Menurut Megawati, menunjukkan ijazah bukan hal yang sulit. “Ya kok susah amat ya, kan kalau di ijazah betul gitu, kasih aja, ‘ini ijazah saya’ gitu loh,” ujarnya lagi.

Asal tahu saja, perseteruan keduanya mencuat pada tahun 2023 dan tak dimungkiri bagaikan drama yang menarik perhatian banyak pihak, dari politikus hingga kalangan akar rumput. Pasalnya, konflik di antara keduanya memberikan warna dan dampak cukup signifikan terhadap dinamika perpolitikan di Tanah Air, bahkan setelah Pilpres 2024 selesai.

Jokowi dan Megawati sejatinya berada di rumah besar yang sama yaitu PDIP. Oleh karena itu, konflik itu sebuah ironi. Mengingat relasi politik Megawati-Jokowi selama lebih dari satu dekade terakhir sudah menghadirkan sebuah simbiosis mutualisme atau hubungan saling menguntungkan di antara keduanya.

Tanpa Megawati dan PDIP, Jokowi mungkin tak akan muncul sebagai wali kota Solo, gubernur DKI Jakarta hingga presiden dua periode. Di sisi lain, PDIP dan Megawati juga sangat terbantu kehadiran sosok Jokowi. Sebab, seiring kesuksesan Jokowi di pilpres, PDIP memenangi Pemilu 2014 dan 2019. Sementara, sosok Megawati yang mengalami dua kali kekalahan di Pilpres 2004 dan 2009 kembali menunjukkan taringnya dalam memimpin sebuah partai besar.

Namun, arah politik yang berbeda terkait Pilpres 2024 diduga kuat menjadi pemicu keduanya tak lagi sejalan. Faktor terbesar akibat Jokowi lebih memilih mendukung Prabowo Subianto sebagai calon presiden (capres) berpasangan dengan Gibran Rakabuming Raka.

Jokowi Pilih Serahkan Ijazah ke Polisi

Sebelum Megawati angkat bicara, pihak Jokowi sudah menegaskan sikap untuk tidak mau menunjukkan ijazahnya ke publik, memilih menyerahkan ke polisi. Sebanyak dua ijazah telah diserahkan untuk diteliti oleh Polri terkait tuduhan ijazah palsu. Kuasa hukum Yakup Hasibuan bilang, kliennya juga siap untuk dimintai keterangan bila memang dibutuhkan.

“Tentunya siap (diperiksa), tapi kami semua kembali lagi menyerahkannya kepada pihak kepolisian.

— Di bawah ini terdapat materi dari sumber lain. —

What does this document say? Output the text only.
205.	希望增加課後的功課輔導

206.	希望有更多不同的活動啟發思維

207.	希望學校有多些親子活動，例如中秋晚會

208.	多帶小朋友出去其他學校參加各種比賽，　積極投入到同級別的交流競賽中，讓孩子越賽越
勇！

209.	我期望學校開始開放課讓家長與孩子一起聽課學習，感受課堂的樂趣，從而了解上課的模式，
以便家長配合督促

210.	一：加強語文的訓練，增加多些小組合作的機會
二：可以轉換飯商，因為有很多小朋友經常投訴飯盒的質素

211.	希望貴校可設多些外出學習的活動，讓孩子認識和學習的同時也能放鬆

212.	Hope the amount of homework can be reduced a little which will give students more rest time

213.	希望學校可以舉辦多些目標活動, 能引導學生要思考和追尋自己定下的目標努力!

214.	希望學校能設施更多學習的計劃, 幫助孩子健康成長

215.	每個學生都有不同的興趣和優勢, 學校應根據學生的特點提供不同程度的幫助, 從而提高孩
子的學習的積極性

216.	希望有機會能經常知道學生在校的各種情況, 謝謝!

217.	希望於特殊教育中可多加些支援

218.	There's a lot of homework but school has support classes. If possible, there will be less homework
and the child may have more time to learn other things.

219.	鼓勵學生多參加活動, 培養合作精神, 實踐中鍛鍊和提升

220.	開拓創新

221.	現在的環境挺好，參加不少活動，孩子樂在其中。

Jika nanti penyelidik melihatnya seperti apa, tentunya kami akan kooperatif dan tentunya Pak Jokowi siap dan dibuktikan hari ini, ijazah aslinya dibawakan langsung,” kata Yakup di Gedung Bareskrim Polri, Jakarta Selatan, Jumat (9/5/2025).

Yakup menjelaskan ada dua ijazah yang diserahkan, yakni ijazah SMAN 6 Solo dan ijazah dari Fakultas Kehutanan Universitas Gajah Mada (UGM). Ijazah itu dibawakan langsung oleh adik ipar Jokowi Wahyudi Andriantodan ajudan pribadi Jokowi, Kompol Syarif Muhammad Fitriansyah. Dia menuturkan, kedua ijazah tersebut akan diuji secara forensik untuk membuktikan keasliannya.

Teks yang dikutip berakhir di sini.